Redington (India) Limited (NSE:REDINGTON) Has Got What It Takes To Be An Attractive Dividend Stock

In This Article:

Today we'll take a closer look at Redington (India) Limited (NSE:REDINGTON) from a dividend investor's perspective. Owning a strong business and reinvesting the dividends is widely seen as an attractive way of growing your wealth. Yet sometimes, investors buy a stock for its dividend and lose money because the share price falls by more than they earned in dividend payments.

A high yield and a long history of paying dividends is an appealing combination for Redington (India). It would not be a surprise to discover that many investors buy it for the dividends. The company also bought back stock during the year, equivalent to approximately 3.4% of the company's market capitalisation at the time. Some simple research can reduce the risk of buying Redington (India) for its dividend - read on to learn more.

Explore this interactive chart for our latest analysis on Redington (India)!

NSEI:REDINGTON Historical Dividend Yield, August 25th 2019
NSEI:REDINGTON Historical Dividend Yield, August 25th 2019

Payout ratios

Companies (usually) pay dividends out of their earnings. If a company is paying more than it earns, the dividend might have to be cut. Comparing dividend payments to a company's net profit after tax is a simple way of reality-checking whether a dividend is sustainable. Redington (India) paid out 25% of its profit as dividends, over the trailing twelve month period. We like this low payout ratio, because it implies the dividend is well covered and leaves ample opportunity for reinvestment.

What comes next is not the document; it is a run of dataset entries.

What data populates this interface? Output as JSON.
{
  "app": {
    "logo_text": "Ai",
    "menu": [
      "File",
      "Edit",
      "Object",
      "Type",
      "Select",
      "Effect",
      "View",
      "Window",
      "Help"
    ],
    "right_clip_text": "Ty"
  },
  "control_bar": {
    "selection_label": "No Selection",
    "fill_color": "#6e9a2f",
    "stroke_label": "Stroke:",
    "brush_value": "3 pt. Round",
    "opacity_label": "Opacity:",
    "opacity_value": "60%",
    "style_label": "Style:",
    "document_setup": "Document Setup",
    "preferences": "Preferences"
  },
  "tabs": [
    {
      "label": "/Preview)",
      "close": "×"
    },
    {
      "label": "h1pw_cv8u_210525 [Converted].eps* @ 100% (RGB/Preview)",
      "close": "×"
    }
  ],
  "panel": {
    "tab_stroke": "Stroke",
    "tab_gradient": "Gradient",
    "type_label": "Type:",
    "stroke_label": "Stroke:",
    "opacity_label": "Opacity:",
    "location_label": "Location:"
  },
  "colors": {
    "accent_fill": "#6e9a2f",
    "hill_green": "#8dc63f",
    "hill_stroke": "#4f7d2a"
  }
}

In addition to comparing dividends against profits, we should inspect whether the company generated enough cash to pay its dividend. Redington (India) paid out 11% of its free cash flow as dividends last year, which is conservative and suggests the dividend is sustainable. It's encouraging to see that the dividend is covered by both profit and cash flow. This generally suggests the dividend is sustainable, as long as earnings don't drop precipitously.

Remember, you can always get a snapshot of Redington (India)'s latest financial position, by checking our visualisation of its financial health.

Dividend Volatility

Before buying a stock for its income, we want to see if the dividends have been stable in the past, and if the company has a track record of maintaining its dividend. For the purpose of this article, we only scrutinise the last decade of Redington (India)'s dividend payments. The dividend has been cut by more than 20% on at least one occasion historically. During the past ten-year period, the first annual payment was ₹0.80 in 2009, compared to ₹3.30 last year. This works out to be a compound annual growth rate (CAGR) of approximately 15% a year over that time. The dividends haven't grown at precisely 15% every year, but this is a useful way to average out the historical rate of growth.